Most patients are asymptomatic. However, moderate congestion causes right upper quadrant discomfort (due to stretching of the liver capsule) and tender hepatomegaly. Severe congestion leads to massive hepatomegaly and jaundice. Ascites may result from the transmitted central venous hypertension; infrequently, splenomegaly results. With transmitted central venous hypertension, the hepatojugular reflex is present, unlike in hepatic congestion due to Budd-Chiari syndrome.

Diagnosis

  • Clinical evaluation

Congestive hepatopathy is suspected in patients who have right-sided heart failure, jaundice, and tender hepatomegaly. Laboratory test results are modestly abnormal: unconjugated hyperbilirubinemia (total bilirubin < 3 mg/dL [51.31 micromol/L]), elevated (usually < 2- to 3-fold) aminotransferases, and prolonged prothrombin time/international normalized ratio (PT/INR). Ascitic fluid, if present, is characterized by a high serum-to-ascites albumin concentration gradient (the serum albumin concentration minus the ascitic albumin concentration [SAAG]). Gradients ≥ 1.1 g/dL (11 g/L) are relatively specific for ascites due to portal hypertension (1). In addition, a high ascitic total protein content (typically > 2.5 g/dL [25 g/L]) plus a SAAG ≥ 1.1 g/dL (11 g/L) suggests congestive hepatopathy (2) and differentiates portal hypertension from cirrhosis.
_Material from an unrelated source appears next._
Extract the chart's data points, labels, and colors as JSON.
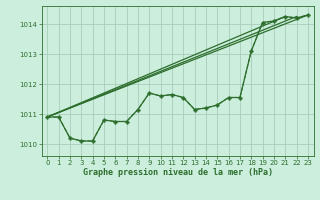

Because the laboratory abnormalities are nonspecific, recognition of congestive hepatopathy is ultimately clinical. The liver disorder is more important as an index of the severity of heart failure than as a diagnosis by itself.

Portal Hypertension

  • Patel YA, Muir AJ: Evaluation of new-onset ascites. JAMA 316(3): 340–341, 2016. doi: 10.1001/jama.2016.7600

  • Runyon BA: Cardiac ascites: A characterization. J Clin Gastroenterol 10(4):410-412, 1988.

Treatment

  • Targets underlying heart failure

Treatment is directed at the underlying heart failure.